Caminho por sobre o cascalho. Austin vem apressado segurando alguma coisa. Quando ele chega mais perto vejo a manta xadrez vermelha. Ele a segura frouxa demais e ela voa. Corremos atrás dela pelo cascalho barulhento. Ele me põe nas costas quando chegamos perto. Está muito alto. Estico os braços e agarro aquela manta. Caímos rolando e rindo, apesar do vento gelado queimar um pouco meus pulmões.

Austin me ajuda a levantar. Tiro os sapatos e encolho os ombros ao sofrer as consequências de ter os pés descobertos. Ele tira os dele também.

Cobertos pela manta como dois velhinhos, vamos descalços até a margem do lago e rimos e gritamos quando a água gelada atinge nossos dedos até chegar no calcanhar.

Ficamos abraçados sem dizer nada por um tempo, até que ele diz:

- Quer saber de uma coisa?

- O quê? - pergunto e lhe dou um beijo.

- Eu te amo. Nunca amei ninguém antes. E é bom.

- Fico feliz de ser a primeira - digo e rio.

- E?

- E o quê? - O abraço mais forte.

- Não está esquecendo de nada?

Viro e lhe dou mais um beijo. Um beijo demorado. Com as testas encostadas e olhos ainda fechados, sussurro:

- Eu também te amo.

- Agora sim - ele sussurra de volta.

∞֍∞

Meus pais financiam algumas viagens. Parte do plano de ver o pôr-do-sol e não temer a vida.

Austin decidiu que queria me ensinar a viver novamente. E eu decidi que quero aprender. Com passaportes em mãos e na mala só o necessário estamos prontos.

Choro ao me despedir de Margot, mas eu preciso disso, e ela é muito pequena, além da imunodeficiência. Spencer me faz prometer comprar umas coisinhas pra ela e Crystal quer cartões postais de todos os lugares. Meus pais só querem que eu fique a salvo.

Nossas aventuras são um tanto radicais (desculpa, mãe). Mas acho que essa é parte da definição de aventura.

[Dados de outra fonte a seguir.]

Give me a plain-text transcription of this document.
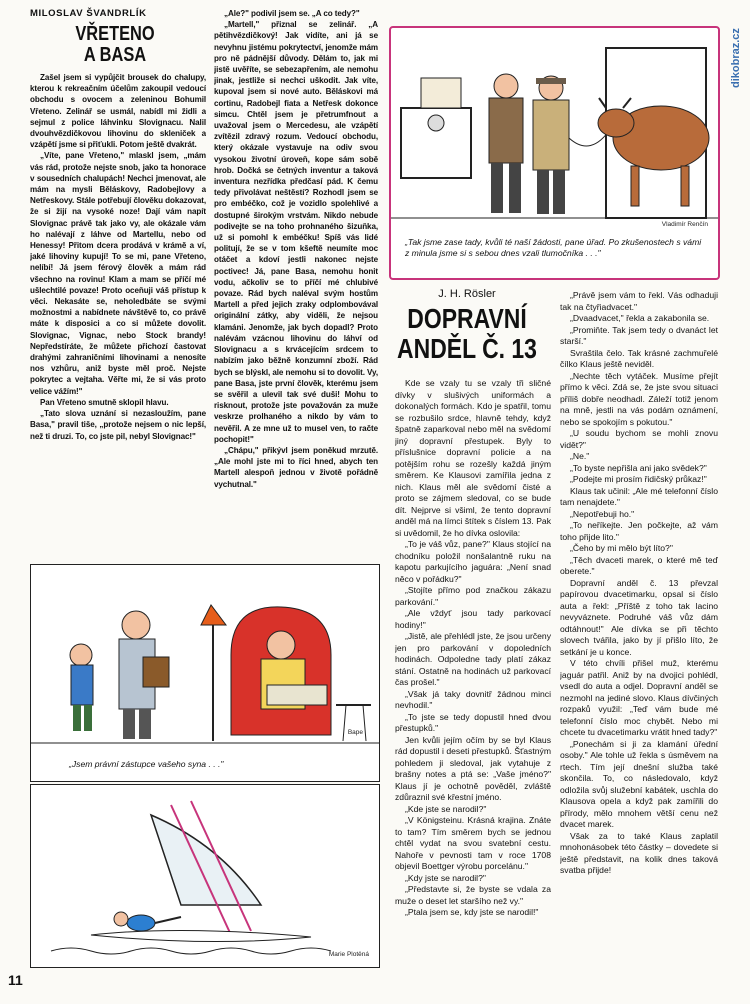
dikobraz.cz
MILOSLAV ŠVANDRLÍK
VŘETENO
A BASA

Zašel jsem si vypůjčit brousek do chalupy, kterou k rekreačním účelům zakoupil vedoucí obchodu s ovocem a zeleninou Bohumil Vřeteno. Zelinář se usmál, nabídl mi židli a sejmul z police láhvinku Slovignacu. Nalil dvouhvězdičkovou lihovinu do skleniček a vzápětí jsme si přiťukli. Potom ještě dvakrát.

„Víte, pane Vřeteno," mlaskl jsem, „mám vás rád, protože nejste snob, jako ta honorace v sousedních chalupách! Nechci jmenovat, ale mám na mysli Běláskovy, Radobejlovy a Netřeskovy. Stále potřebují člověku dokazovat, že si žijí na vysoké noze! Dají vám napít Slovignac právě tak jako vy, ale okázale vám ho nalévají z láhve od Martellu, nebo od Henessy! Přitom dcera prodává v krámě a ví, jaké lihoviny kupují! To se mi, pane Vřeteno, nelíbí! Já jsem férový člověk a mám rád všechno na rovinu! Klam a mam se příčí mé ušlechtilé povaze! Proto oceňuji váš přístup k věci. Nekasáte se, neholedbáte se svými možnostmi a nabídnete návštěvě to, co právě máte k disposici a co si můžete dovolit. Slovignac, Vignac, nebo Stock brandy! Nepředstíráte, že můžete přichozí častovat drahými zahraničními lihovinami a nenosíte nos vzhůru, aniž byste měl proč. Nejste pokrytec a vejtaha. Věřte mi, že si vás proto velice vážím!"

Pan Vřeteno smutně sklopil hlavu.

„Tato slova uznání si nezasloužím, pane Basa," pravil tiše, „protože nejsem o nic lepší, než ti druzi. To, co jste pil, nebyl Slovignac!"

„Ale?" podivil jsem se. „A co tedy?"

„Martell," přiznal se zelinář. „A pětihvězdičkový! Jak vidíte, ani já se nevyhnu jistému pokrytectví, jenomže mám pro ně pádnější důvody. Dělám to, jak mi jistě uvěříte, se sebezapřením, ale nemohu jinak, jestliže si nechci uškodit. Jak víte, kupoval jsem si nové auto. Běláskovi má cortinu, Radobejl fiata a Netřesk dokonce simcu. Chtěl jsem je přetrumfnout a uvažoval jsem o Mercedesu, ale vzápětí zvítězil zdravý rozum. Vedoucí obchodu, který okázale vystavuje na odiv svou vysokou životní úroveň, kope sám sobě hrob. Dočká se četných inventur a taková inventura nezřídka předčasí pád. K čemu tedy přivolávat neštěstí? Rozhodl jsem se pro embéčko, což je vozidlo spolehlivé a dostupné širokým vrstvám. Nikdo nebude podivejte se na toho prohnaného šizuňka, už si pomohl k embéčku! Spíš vás lidé politují, že se v tom kšeftě neumíte moc otáčet a kdoví jestli nakonec nejste poctivec! Já, pane Basa, nemohu honit vodu, ačkoliv se to příčí mé chlubivé povaze. Rád bych naléval svým hostům Martell a před jejich zraky odplombovával originální zátky, aby viděli, že nejsou klamáni. Jenomže, jak bych dopadl? Proto nalévám vzácnou lihovinu do láhví od Slovignacu a s krvácejícím srdcem to nabízím jako běžně konzumní zboží. Rád bych se blýskl, ale nemohu si to dovolit. Vy, pane Basa, jste první člověk, kterému jsem se svěřil a ulevil tak své duši! Mohu to risknout, protože jste považován za muže veskrze prolhaného a nikdo by vám to nevěřil. A ze mne už to musel ven, to račte pochopit!"

„Chápu," přikývl jsem poněkud mrzutě. „Ale mohl jste mi to říci hned, abych ten Martell alespoň jednou v životě pořádně vychutnal."

Vladimír Renčín
„Tak jsme zase tady, kvůli té naší žádosti, pane úřad. Po zkušenostech s vámi z minula jsme si s sebou dnes vzali tlumočníka . . ."
J. H. Rösler
DOPRAVNÍ
ANDĚL Č. 13

Kde se vzaly tu se vzaly tři sličné dívky v slušivých uniformách a dokonalých formách. Kdo je spatřil, tomu se rozbušilo srdce, hlavně tehdy, když špatně zaparkoval nebo měl na svědomí jiný dopravní přestupek. Byly to příslušnice dopravní policie a na potějším rohu se rozešly každá jiným směrem. Ke Klausovi zamířila jedna z nich. Klaus měl ale svědomí čisté a proto se zájmem sledoval, co se bude dít. Nejprve si všiml, že tento dopravní anděl má na límci štítek s číslem 13. Pak si uvědomil, že ho dívka oslovila:

„To je váš vůz, pane?" Klaus stojící na chodníku položil nonšalantně ruku na kapotu parkujícího jaguára: „Není snad něco v pořádku?"

„Stojíte přímo pod značkou zákazu parkování."

„Ale vždyť jsou tady parkovací hodiny!"

„Jistě, ale přehlédl jste, že jsou určeny jen pro parkování v dopoledních hodinách. Odpoledne tady platí zákaz stání. Ostatně na hodinách už parkovací čas prošel."

„Však já taky dovnitř žádnou minci nevhodil."

„To jste se tedy dopustil hned dvou přestupků."

Jen kvůli jejím očím by se byl Klaus rád dopustil i deseti přestupků. Šťastným pohledem ji sledoval, jak vytahuje z brašny notes a ptá se: „Vaše jméno?" Klaus jí je ochotně pověděl, zvláště zdůraznil své křestní jméno.

„Kde jste se narodil?"

„V Königsteinu. Krásná krajina. Znáte to tam? Tím směrem bych se jednou chtěl vydat na svou svatební cestu. Nahoře v pevnosti tam v roce 1708 objevil Boettger výrobu porcelánu."

„Kdy jste se narodil?"

„Představte si, že byste se vdala za muže o deset let staršího než vy."

„Ptala jsem se, kdy jste se narodil!"

„Právě jsem vám to řekl. Vás odhaduji tak na čtyřiadvacet."

„Dvaadvacet," řekla a zakabonila se.

„Promiňte. Tak jsem tedy o dvanáct let starší."

Svraštila čelo. Tak krásné zachmuřelé čílko Klaus ještě neviděl.

„Nechte těch vytáček. Musíme přejít přímo k věci. Zdá se, že jste svou situaci příliš dobře neodhadl. Záleží totiž jenom na mně, jestli na vás podám oznámení, nebo se spokojím s pokutou."

„U soudu bychom se mohli znovu vidět?"

„Ne."

„To byste nepřišla ani jako svědek?"

„Podejte mi prosím řidičský průkaz!"

Klaus tak učinil: „Ale mé telefonní číslo tam nenajdete."

„Nepotřebuji ho."

„To neříkejte. Jen počkejte, až vám toho přijde lito."

„Čeho by mi mělo být líto?"

„Těch dvaceti marek, o které mě teď oberete."

Dopravní anděl č. 13 převzal papírovou dvacetimarku, opsal si číslo auta a řekl: „Příště z toho tak lacino nevyváznete. Podruhé váš vůz dám odtáhnout!" Ale dívka se při těchto slovech tvářila, jako by jí přišlo líto, že setkání je u konce.

V této chvíli přišel muž, kterému jaguár patřil. Aniž by na dvojici pohlédl, vsedl do auta a odjel. Dopravní anděl se nezmohl na jediné slovo. Klaus dívčiných rozpaků využil: „Teď vám bude mé telefonní číslo moc chybět. Nebo mi chcete tu dvacetimarku vrátit hned tady?"

„Ponechám si ji za klamání úřední osoby." Ale tohle už řekla s úsměvem na rtech. Tím její dnešní služba také skončila. To, co následovalo, když odložila svůj služební kabátek, uschla do Klausova opela a když pak zamířili do přírody, mělo mnohem větší cenu než dvacet marek.

Však za to také Klaus zaplatil mnohonásobek této částky – dovedete si ještě představit, na kolik dnes taková svatba přijde!

Bape
„Jsem právní zástupce vašeho syna . . ."
Marie Plotěná
11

Vamos à Nova Zelândia pular de Bungee Jumping; ao México mergulhar em cavernas; à Austrália para pular de paraquedas; aos Emirados Árabes Unidos para andar na montanha russa mais veloz do mundo; ao Rio de Janeiro voar de asa delta; ao Nepal fazer skydiving sobre o Everest e ao Japão conhecer a cultura.

São os melhores dois meses da minha vida. Austin aprende a falar um pouquinho de cada língua, e ri quando percebe que eu já sou fluente na maioria delas.

- Não fique tão impressionado - digo enquanto o avião que vai nos levar pra casa está pousando.

- Estou mais para... Não, acho que a palavra é impressionado mesmo.

Rimos e olhamos pela janelinha o chão ficar mais próximo.

- Pronta pra voltar para a realidade? - Austin pergunta.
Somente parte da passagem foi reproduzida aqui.